In sum, our results suggest that geographic access to most types of physicians has continued to improve over the past two decades, as a result of market forces and a wide range of health resource policies that affect the overall supply of physicians and their distribution. Although substantial variation in the supply of physicians across communities remains, official measures of the adequacy of physician supply likely overstate these differences by not properly accounting for patient travel across political boundaries.

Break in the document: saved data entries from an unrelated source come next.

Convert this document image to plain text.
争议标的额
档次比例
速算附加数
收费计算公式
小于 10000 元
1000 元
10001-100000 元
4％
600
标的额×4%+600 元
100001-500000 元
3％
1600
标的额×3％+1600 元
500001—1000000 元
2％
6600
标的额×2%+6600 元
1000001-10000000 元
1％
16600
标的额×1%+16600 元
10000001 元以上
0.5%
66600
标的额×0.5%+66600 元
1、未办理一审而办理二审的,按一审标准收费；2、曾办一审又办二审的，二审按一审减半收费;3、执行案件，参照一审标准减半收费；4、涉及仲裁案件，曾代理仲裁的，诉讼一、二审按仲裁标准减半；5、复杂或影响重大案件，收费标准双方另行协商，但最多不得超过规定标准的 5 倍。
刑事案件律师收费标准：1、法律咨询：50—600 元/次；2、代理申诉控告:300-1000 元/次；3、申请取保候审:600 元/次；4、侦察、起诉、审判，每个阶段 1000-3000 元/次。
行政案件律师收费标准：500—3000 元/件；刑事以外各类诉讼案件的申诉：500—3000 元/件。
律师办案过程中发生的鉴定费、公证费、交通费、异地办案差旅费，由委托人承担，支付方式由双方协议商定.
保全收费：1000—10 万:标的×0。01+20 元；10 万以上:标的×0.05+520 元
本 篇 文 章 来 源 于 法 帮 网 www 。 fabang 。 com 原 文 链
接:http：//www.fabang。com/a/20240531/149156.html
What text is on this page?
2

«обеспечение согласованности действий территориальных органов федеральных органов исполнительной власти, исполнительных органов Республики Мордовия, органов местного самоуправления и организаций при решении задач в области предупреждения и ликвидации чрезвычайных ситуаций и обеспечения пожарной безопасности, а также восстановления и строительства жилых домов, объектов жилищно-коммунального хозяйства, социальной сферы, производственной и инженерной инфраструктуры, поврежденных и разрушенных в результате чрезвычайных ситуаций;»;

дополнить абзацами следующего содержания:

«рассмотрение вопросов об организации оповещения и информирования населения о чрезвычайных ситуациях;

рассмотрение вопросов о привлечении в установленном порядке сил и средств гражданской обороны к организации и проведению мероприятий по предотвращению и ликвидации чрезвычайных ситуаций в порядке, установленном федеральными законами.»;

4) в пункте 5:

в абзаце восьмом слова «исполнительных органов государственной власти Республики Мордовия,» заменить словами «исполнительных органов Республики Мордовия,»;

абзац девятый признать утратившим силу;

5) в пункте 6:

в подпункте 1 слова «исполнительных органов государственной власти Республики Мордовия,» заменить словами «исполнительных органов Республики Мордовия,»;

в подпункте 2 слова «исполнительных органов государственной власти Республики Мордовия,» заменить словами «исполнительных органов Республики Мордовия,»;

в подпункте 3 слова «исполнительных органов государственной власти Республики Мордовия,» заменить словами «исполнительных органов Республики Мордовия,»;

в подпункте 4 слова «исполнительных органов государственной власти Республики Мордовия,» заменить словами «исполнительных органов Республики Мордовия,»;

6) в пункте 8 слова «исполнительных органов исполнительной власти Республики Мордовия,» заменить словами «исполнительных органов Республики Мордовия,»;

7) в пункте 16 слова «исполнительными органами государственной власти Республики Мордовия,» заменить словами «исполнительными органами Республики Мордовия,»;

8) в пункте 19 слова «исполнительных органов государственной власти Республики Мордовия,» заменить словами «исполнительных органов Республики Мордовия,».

In particular, our analyses of the distance to the nearest physician and our simulated PCP caseloads suggest that current measures of geographic access to physicians are misleading. Because geographic access is an important factor for implementing health workforce policy, for example, in the designation of HPSAs, more accurate measures of such access will improve resource allocation. Refined versions of the primary care caseload measures we present here and their extension to specialists might represent substantial progress in this direction.
Financial support from AHRQ Grant #5 PO1 HS10803 and the Sloan Foundation is acknowledged.
1Many physicians in the sample provided both home and office addresses. Among these physicians roughly 55 percent reported home and office addresses in the same zip code.